That means that if you try to have a bonfire of the regulations, you’re also going to have a bonfire of the actual industry. The great competitive advantage that the two world capitals of finance – London and New York – possess is precisely that they’ve got rules for nearly everything. That means that things are predictable, contracts aren’t going to depend so much on interpretation and the financiers can spend their time worrying about the actual financial risks, the ones which arise partly from the uncertainty of the world and partly from the fact that a few hundred very clever and quite greedy people are trying to rip each other off all the time.

In the context of the City of London and Brexit, this way of thinking about regulation gives you another way of looking at the problem. Basically, you can divide the British financial industry into four parts. First, you’ve got stuff that’s basically domestic, or related purely to Asian or American clients with no European angle to them. This is the stuff that you wouldn’t expect to be affected by Brexit. Then you’ve got purely European stuff, things where it’s obvious it has to move to the continent because it was hard to justify it being here in the first place. Although the Bank of England governor has to make a show of things, I really haven’t met anyone in the industry who doesn’t agree that the European Central Bank has to have control over its own currency’s futures markets.

Then there are two other categories. Things which are Europe-related, but not so much that they couldn’t be done in London if it were more convenient to do so thanks to that extremely useful legal system, all those experienced English-speaking specialists and so on. And finally, there’s what you might euphemistically call “offshore” business: things that people do in London because they don’t want to be caught doing them back home. These are usually tax and secrecy shenanigans, where the work is done and the fees are charged in London, but the legal ownership of assets is scattered across a tangle of Commonwealth states with poor transparency arrangements. It’s these two last categories that could be affected by regulation.

The dream of the libertarians, of course, is to massively inflate the last category. But it’s a dangerous dream, because there is a more or less straightforward tradeoff between that category and the one I listed immediately before it. The more dodgy stuff you allow, the further your regulatory system departs from that of Europe, then the less acceptable a substitute you are for ordinary Europeans and the people who want to do deals with them.

And that matters, because the one thing that the libertarian right and the anti-finance left have in common is a tragic misunderstanding of the size of the “dodgy offshore stuff” niche in British finance. It’s not that big, certainly not when compared with the very significant part of the current UK financial sector that does more or less straightforward deals with staid European corporate treasurers and regional savings banks.

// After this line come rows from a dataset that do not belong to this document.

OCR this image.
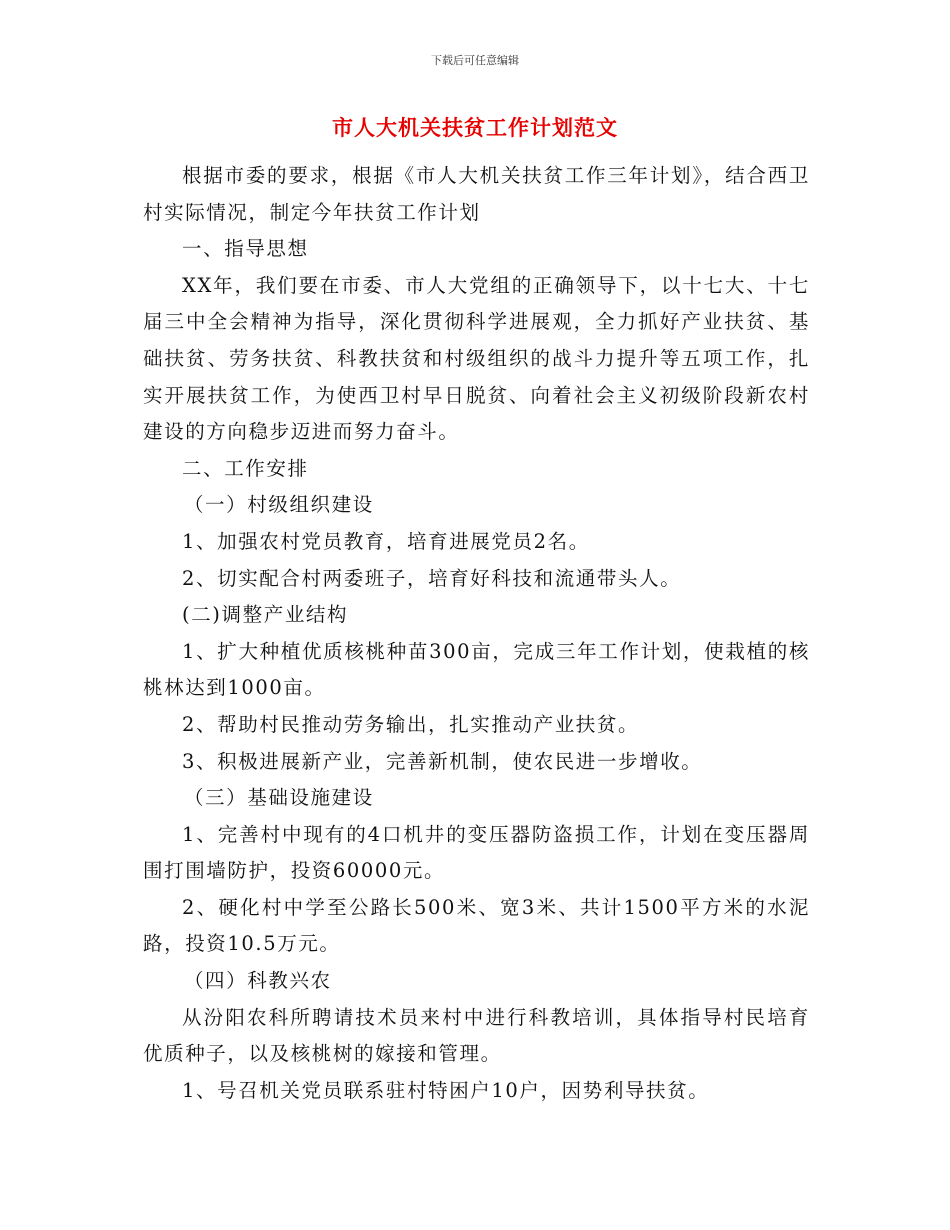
下载后可任意编辑
市人大机关扶贫工作计划范文

根据市委的要求，根据《市人大机关扶贫工作三年计划》，结合西卫村实际情况，制定今年扶贫工作计划

一、指导思想

XX年，我们要在市委、市人大党组的正确领导下，以十七大、十七届三中全会精神为指导，深化贯彻科学进展观，全力抓好产业扶贫、基础扶贫、劳务扶贫、科教扶贫和村级组织的战斗力提升等五项工作，扎实开展扶贫工作，为使西卫村早日脱贫、向着社会主义初级阶段新农村建设的方向稳步迈进而努力奋斗。

二、工作安排

（一）村级组织建设

1、加强农村党员教育，培育进展党员2名。

2、切实配合村两委班子，培育好科技和流通带头人。

(二)调整产业结构

1、扩大种植优质核桃种苗300亩，完成三年工作计划，使栽植的核桃林达到1000亩。

2、帮助村民推动劳务输出，扎实推动产业扶贫。

3、积极进展新产业，完善新机制，使农民进一步增收。

（三）基础设施建设

1、完善村中现有的4口机井的变压器防盗损工作，计划在变压器周围打围墙防护，投资60000元。

2、硬化村中学至公路长500米、宽3米、共计1500平方米的水泥路，投资10.5万元。

（四）科教兴农

从汾阳农科所聘请技术员来村中进行科教培训，具体指导村民培育优质种子，以及核桃树的嫁接和管理。

1、号召机关党员联系驻村特困户10户，因势利导扶贫。
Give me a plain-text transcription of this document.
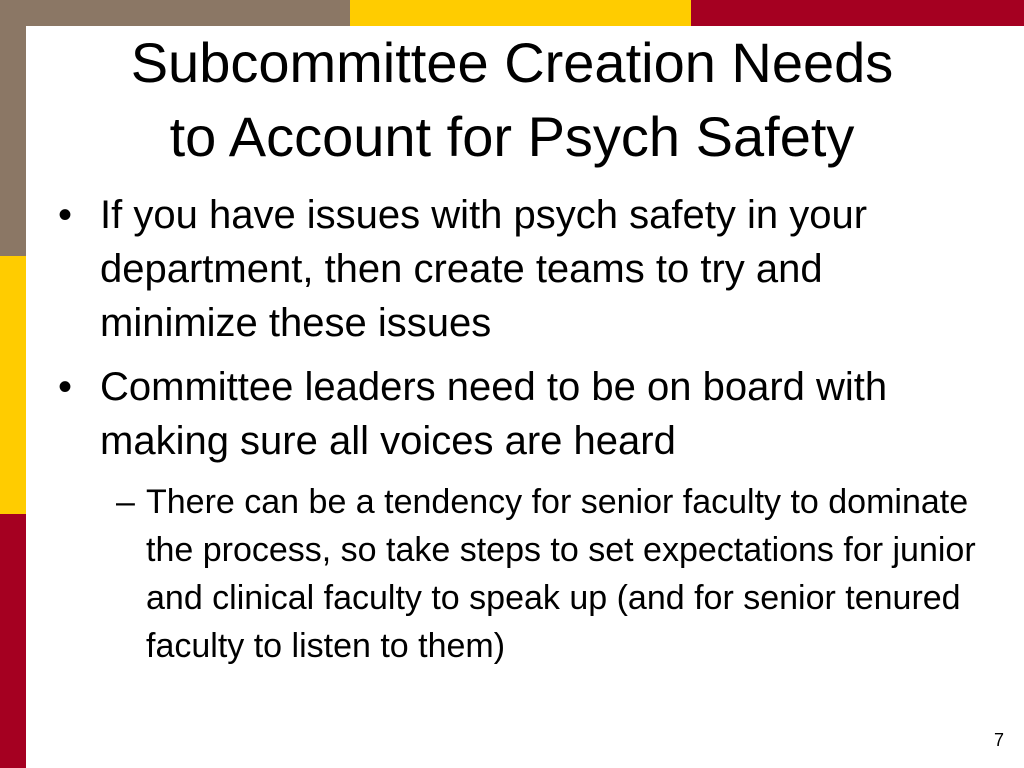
Subcommittee Creation Needs
to Account for Psych Safety

• If you have issues with psych safety in your department, then create teams to try and minimize these issues

• Committee leaders need to be on board with making sure all voices are heard

– There can be a tendency for senior faculty to dominate the process, so take steps to set expectations for junior and clinical faculty to speak up (and for senior tenured faculty to listen to them)

7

The fact is, unfortunately, that Brexit was a disaster for the financial services industry and there’s nothing much that can be done about it. The Europeans are going to use it as an opportunity to try to grab market share and we have a very limited ability to stop them. Any attempt to try to use our own regulatory system as a competitive advantage will make things worse; we’re bound to lose output and employment and we’ve gained exactly nothing in terms of independence. There is no pot of gold at the end of this rainbow.